Gold is one of the main beneficiaries of this flight to quality. Gold is a finite asset, and is no one else’s liability, it has no counterparty risk and no default risk, and it is universally accepted as a high quality asset when the value of other financial assets becomes questionable. These characteristics make gold the ultimate safe haven asset.
During periods of market turmoil the gold price tends to increase as other financial asset prices are falling. When Irish investors own gold, it provides a degree of wealth protection from geopolitical risk and a level of financial insurance from the system and its accompanying risks.
GoldCore has always maintained that Irish investors should hold a properly diversified investment portfolio. This diversification should include a modest allocation to assets which protect portfolios in times of heightened market turmoil. Substantial academic and financial sector evidence exists to demonstrate that a portfolio allocation to gold bullion can greatly reduce the negative impacts on portfolios of unexpected geopolitical events.
4. Monetary Risk
Monetary risk refers to a set of risks that may alter the existing monetary system.
In Ireland, the monetary system is made up of the Central Bank of Ireland acting in consort with the Irish commercial banks, but the Central Bank of Ireland is also a member of the Eurosystem, having shared statutory authority with the ECB to create Ireland’s money supply.
The Irish commercial banks augment this supply through fractional reserve banking and credit creation. The Irish monetary system as part of the Eurozone, then interacts with other economies and currency zones to create the international monetary system.
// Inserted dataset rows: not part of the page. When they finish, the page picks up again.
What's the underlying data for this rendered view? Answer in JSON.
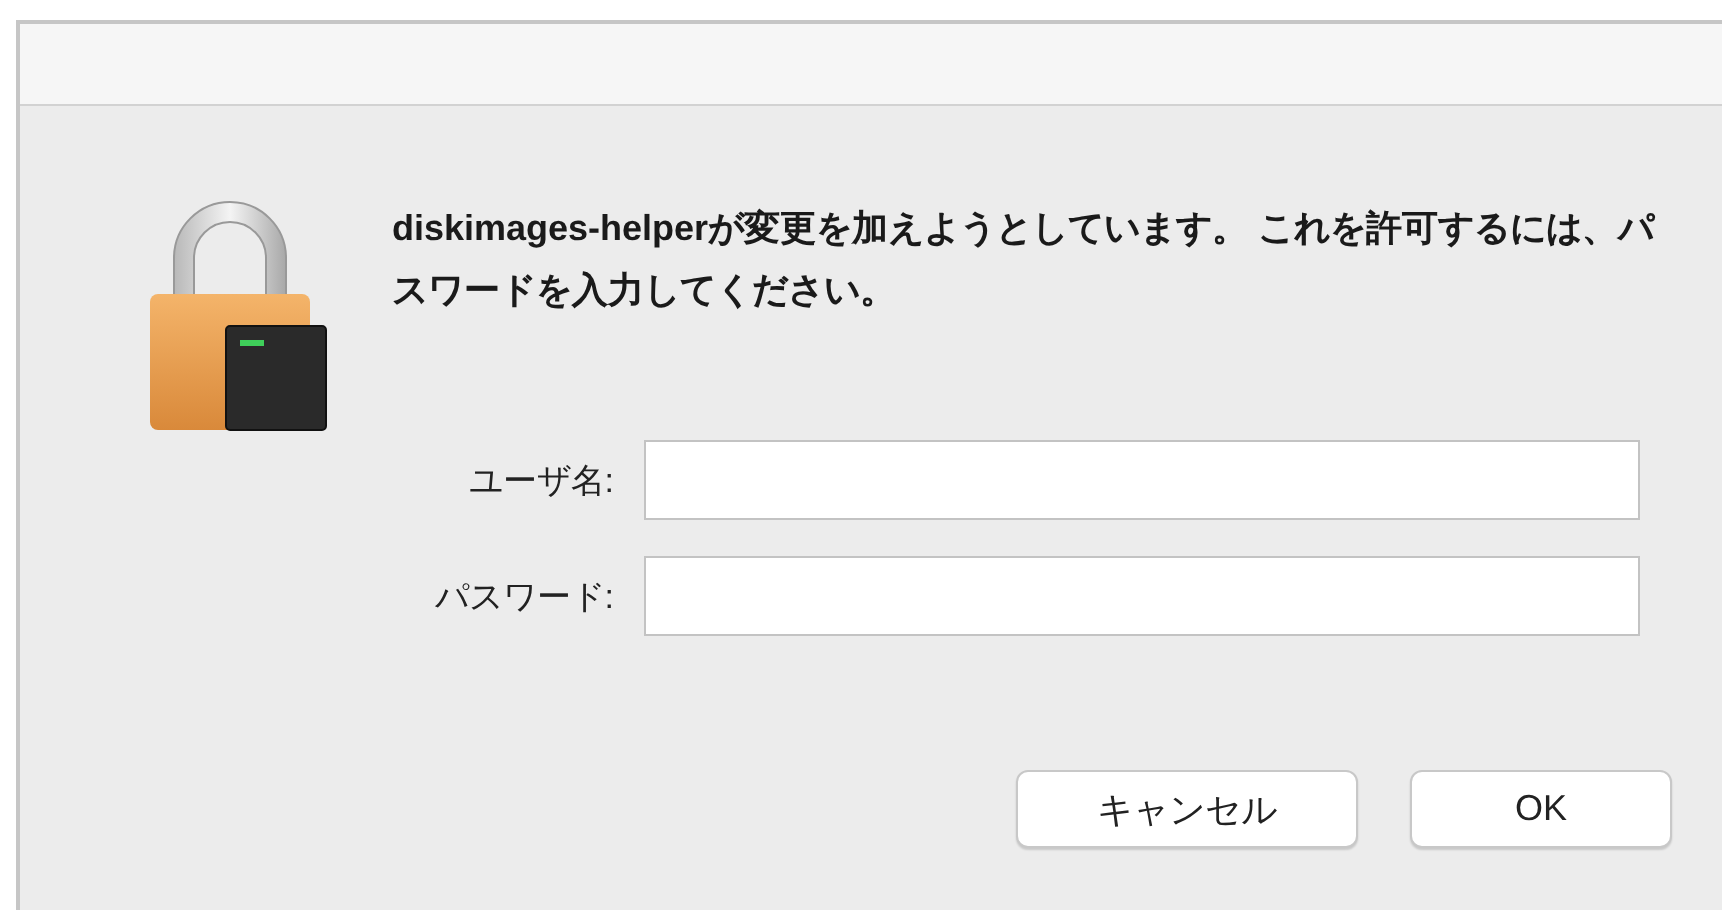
{
  "dialog": {
    "message": "diskimages-helperが変更を加えようとしています。 これを許可するには、パスワードを入力してください。"
  },
  "fields": [
    {
      "label": "ユーザ名:"
    },
    {
      "label": "パスワード:"
    }
  ],
  "buttons": [
    {
      "label": "キャンセル"
    },
    {
      "label": "OK"
    }
  ]
}
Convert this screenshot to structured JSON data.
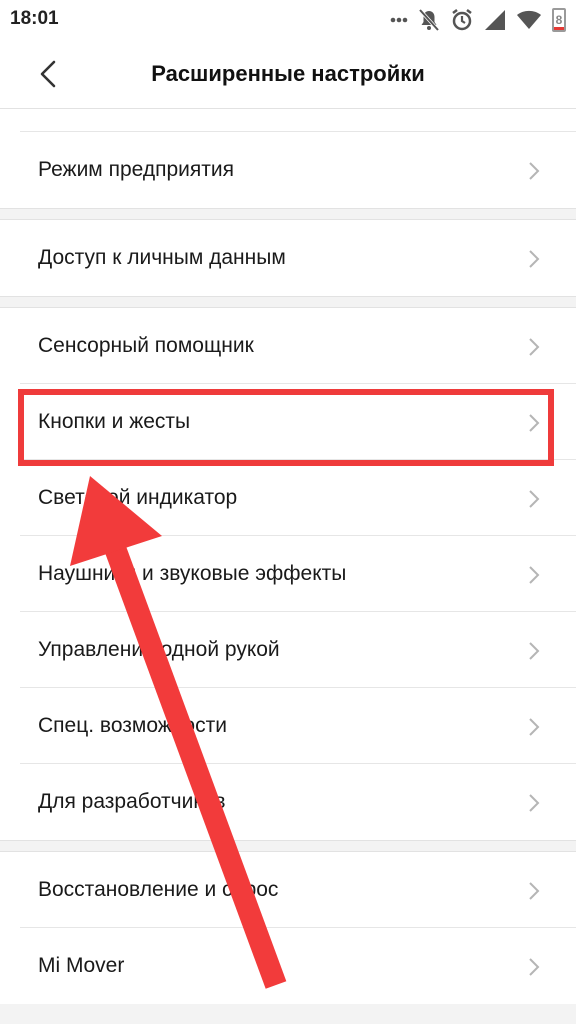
{
  "status_bar": {
    "time": "18:01",
    "battery_level": "8",
    "icons": [
      "more-dots-icon",
      "notifications-off-icon",
      "alarm-icon",
      "signal-icon",
      "wifi-icon",
      "battery-icon"
    ]
  },
  "header": {
    "title": "Расширенные настройки",
    "back_icon": "back-arrow-icon"
  },
  "groups": [
    {
      "items": [
        {
          "label": "Режим предприятия"
        }
      ]
    },
    {
      "items": [
        {
          "label": "Доступ к личным данным"
        }
      ]
    },
    {
      "items": [
        {
          "label": "Сенсорный помощник"
        },
        {
          "label": "Кнопки и жесты"
        },
        {
          "label": "Световой индикатор"
        },
        {
          "label": "Наушники и звуковые эффекты"
        },
        {
          "label": "Управление одной рукой"
        },
        {
          "label": "Спец. возможности"
        },
        {
          "label": "Для разработчиков"
        }
      ]
    },
    {
      "items": [
        {
          "label": "Восстановление и сброс"
        },
        {
          "label": "Mi Mover"
        }
      ]
    }
  ],
  "annotation": {
    "highlighted_item": "Кнопки и жесты",
    "highlight_color": "#ef3b3b",
    "arrow_color": "#f23b3b"
  },
  "colors": {
    "background": "#f3f3f3",
    "surface": "#ffffff",
    "chevron": "#b5b5b5"
  }
}
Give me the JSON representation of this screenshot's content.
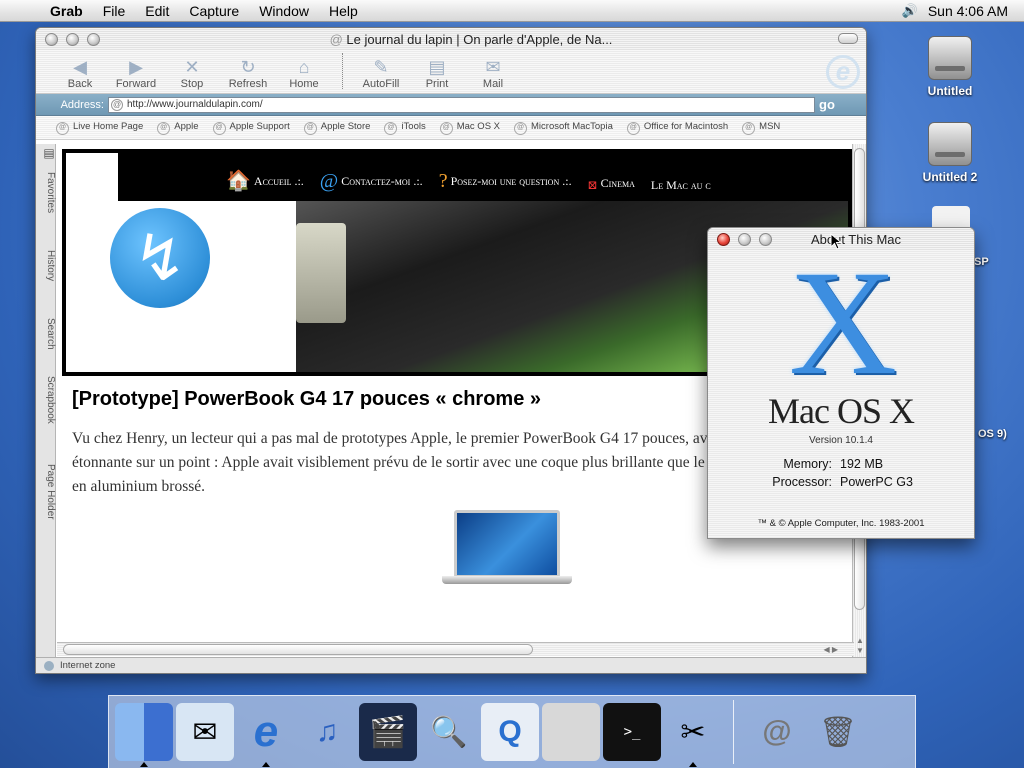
{
  "menubar": {
    "app": "Grab",
    "items": [
      "File",
      "Edit",
      "Capture",
      "Window",
      "Help"
    ],
    "clock": "Sun 4:06 AM"
  },
  "desktop": {
    "icons": [
      {
        "label": "Untitled"
      },
      {
        "label": "Untitled 2"
      }
    ],
    "partial_labels": [
      "SP",
      "OS 9)"
    ]
  },
  "browser": {
    "title": "Le journal du lapin | On parle d'Apple, de Na...",
    "toolbar": [
      "Back",
      "Forward",
      "Stop",
      "Refresh",
      "Home",
      "AutoFill",
      "Print",
      "Mail"
    ],
    "address_label": "Address:",
    "address_value": "http://www.journaldulapin.com/",
    "go_label": "go",
    "favorites": [
      "Live Home Page",
      "Apple",
      "Apple Support",
      "Apple Store",
      "iTools",
      "Mac OS X",
      "Microsoft MacTopia",
      "Office for Macintosh",
      "MSN"
    ],
    "side_tabs": [
      "Favorites",
      "History",
      "Search",
      "Scrapbook",
      "Page Holder"
    ],
    "status": "Internet zone",
    "page": {
      "nav": [
        "Accueil .:.",
        "Contactez-moi .:.",
        "Posez-moi une question .:.",
        "Cinema",
        "Le Mac au c"
      ],
      "headline": "[Prototype] PowerBook G4 17 pouces « chrome »",
      "body": "Vu chez Henry, un lecteur qui a pas mal de prototypes Apple, le premier PowerBook G4 17 pouces, avec une particularité étonnante sur un point : Apple avait visiblement prévu de le sortir avec une coque plus brillante que le modèle final, qui est en aluminium brossé."
    }
  },
  "about": {
    "title": "About This Mac",
    "logo_letter": "X",
    "os_name": "Mac OS X",
    "version": "Version 10.1.4",
    "memory_label": "Memory:",
    "memory_value": "192 MB",
    "processor_label": "Processor:",
    "processor_value": "PowerPC G3",
    "copyright": "™ & © Apple Computer, Inc. 1983-2001"
  },
  "dock": [
    "finder-icon",
    "mail-icon",
    "internet-explorer-icon",
    "itunes-icon",
    "imovie-icon",
    "sherlock-icon",
    "quicktime-icon",
    "system-preferences-icon",
    "terminal-icon",
    "grab-icon",
    "internet-connect-icon",
    "trash-icon"
  ]
}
When external risks arise such as geopolitical risk, systemic risk or macroeconomic risk arise, the ECB are forced to alter monetary policy, sometimes in extreme ways, which can have the effect of radically altering the monetary landscape that investors have previously taken for granted.
When the global financial crisis hit in 2008, central banks around the world feared that the international monetary system would collapse so they coordinated on implementing monetary policy changes. These changes are still reverberating around the world today, because the problems were not fixed, merely postponed.
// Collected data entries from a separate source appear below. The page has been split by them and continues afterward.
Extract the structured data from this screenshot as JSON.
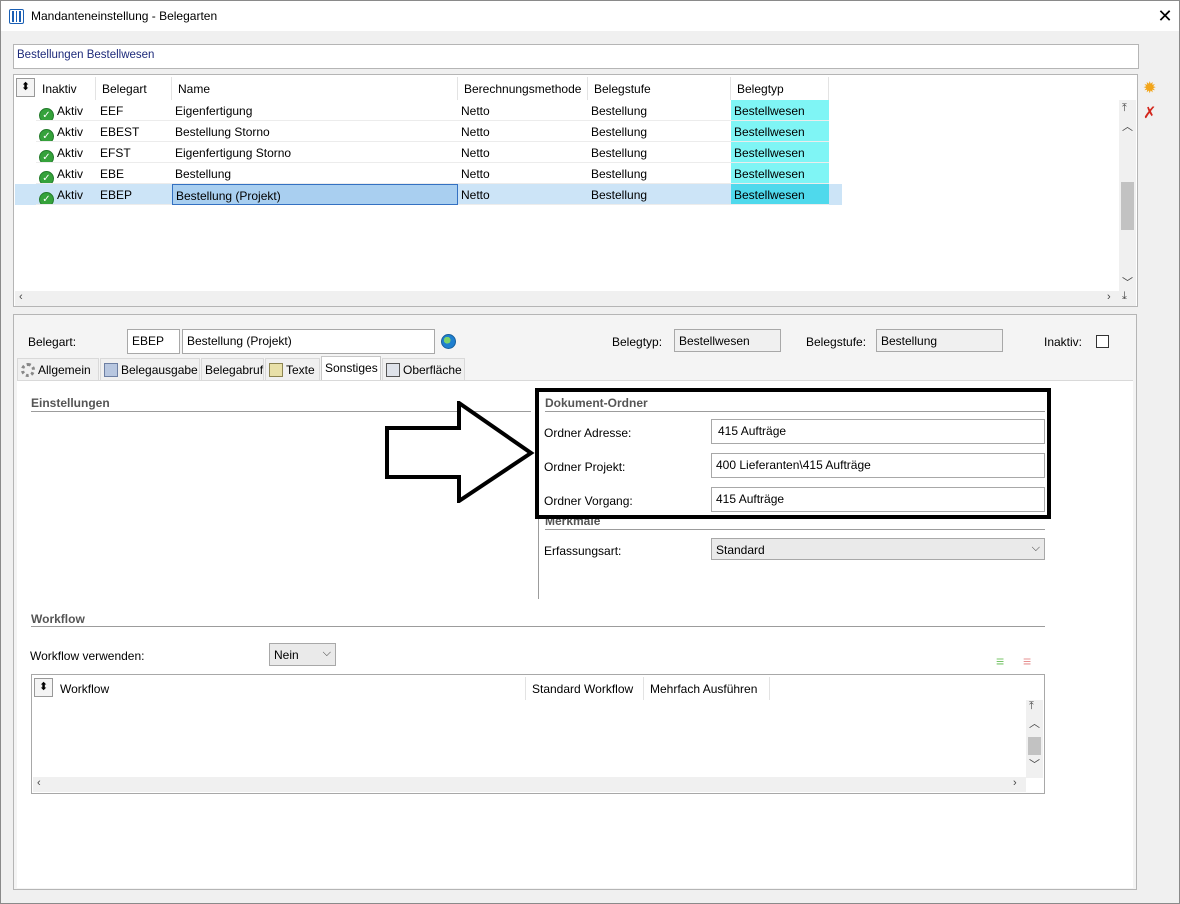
{
  "window": {
    "title": "Mandanteneinstellung - Belegarten",
    "close_glyph": "✕"
  },
  "filter": {
    "value": "Bestellungen Bestellwesen"
  },
  "grid": {
    "sort_glyph": "⬍",
    "columns": [
      "Inaktiv",
      "Belegart",
      "Name",
      "Berechnungsmethode",
      "Belegstufe",
      "Belegtyp"
    ],
    "rows": [
      {
        "inaktiv": "Aktiv",
        "belegart": "EEF",
        "name": "Eigenfertigung",
        "methode": "Netto",
        "stufe": "Bestellung",
        "typ": "Bestellwesen"
      },
      {
        "inaktiv": "Aktiv",
        "belegart": "EBEST",
        "name": "Bestellung Storno",
        "methode": "Netto",
        "stufe": "Bestellung",
        "typ": "Bestellwesen"
      },
      {
        "inaktiv": "Aktiv",
        "belegart": "EFST",
        "name": "Eigenfertigung  Storno",
        "methode": "Netto",
        "stufe": "Bestellung",
        "typ": "Bestellwesen"
      },
      {
        "inaktiv": "Aktiv",
        "belegart": "EBE",
        "name": "Bestellung",
        "methode": "Netto",
        "stufe": "Bestellung",
        "typ": "Bestellwesen"
      },
      {
        "inaktiv": "Aktiv",
        "belegart": "EBEP",
        "name": "Bestellung (Projekt)",
        "methode": "Netto",
        "stufe": "Bestellung",
        "typ": "Bestellwesen"
      }
    ]
  },
  "side_tools": {
    "new_icon": "sun-star-icon",
    "delete_icon": "red-cross-icon"
  },
  "detail": {
    "belegart_label": "Belegart:",
    "belegart_code": "EBEP",
    "belegart_name": "Bestellung (Projekt)",
    "belegtyp_label": "Belegtyp:",
    "belegtyp_value": "Bestellwesen",
    "belegstufe_label": "Belegstufe:",
    "belegstufe_value": "Bestellung",
    "inaktiv_label": "Inaktiv:"
  },
  "tabs": [
    "Allgemein",
    "Belegausgabe",
    "Belegabruf",
    "Texte",
    "Sonstiges",
    "Oberfläche"
  ],
  "einstellungen": {
    "title": "Einstellungen"
  },
  "dokument_ordner": {
    "title": "Dokument-Ordner",
    "adresse_label": "Ordner Adresse:",
    "adresse_value": "415 Aufträge",
    "projekt_label": "Ordner Projekt:",
    "projekt_value": "400 Lieferanten\\415 Aufträge",
    "vorgang_label": "Ordner Vorgang:",
    "vorgang_value": "415 Aufträge"
  },
  "merkmale": {
    "title": "Merkmale",
    "erfassungsart_label": "Erfassungsart:",
    "erfassungsart_value": "Standard"
  },
  "workflow": {
    "title": "Workflow",
    "verwenden_label": "Workflow verwenden:",
    "verwenden_value": "Nein",
    "columns": [
      "Workflow",
      "Standard Workflow",
      "Mehrfach Ausführen"
    ]
  },
  "colors": {
    "belegtyp_cell": "#7ff5f5",
    "selected_row": "#cce4f7",
    "highlight_border": "#000000",
    "filter_text": "#1d2a7a"
  }
}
Since 2008, major monetary authorities such as the US Federal Reserve, the European Central Bank, the Bank of England and the Bank of Japan, have embarked on near zero interest rate policies, debasement of their currencies, and in some cases they have embarked on quantitative easing by buying their country’s treasury bonds. This affects Irish savers who, instead of being rewarded for saving, are now being penalised by the ECB due to the ECB’s negligible interest rates.
When the Irish banking system nearly collapsed during the banking crisis, there was a real risk that Ireland could have been forced to leave the Eurozone. This was a severe monetary shock to the economy and one which was never envisaged when Ireland joined the Euro just 10 years previously.
This massive increase in global money supply has created potential inflationary risks, since the rate of inflation is, in a lot of cases, above the rate of return available on bank deposits, and the expansion of the money supply has reduced the purchasing power of Euros.
The increased money supply has also generated asset bubbles in stock markets and in some cases property markets, such as our own property market bubble in Ireland and similar bubbles in the US and potentially, the UK.
Gold has been proven to be an inflation hedge and a hedge against the debasement in the value of paper currencies. As inflation rises, gold’s price also rises, and so it retains its purchasing power. Gold is a monetary asset that will help protect Irish investors from monetary risks in the coming years.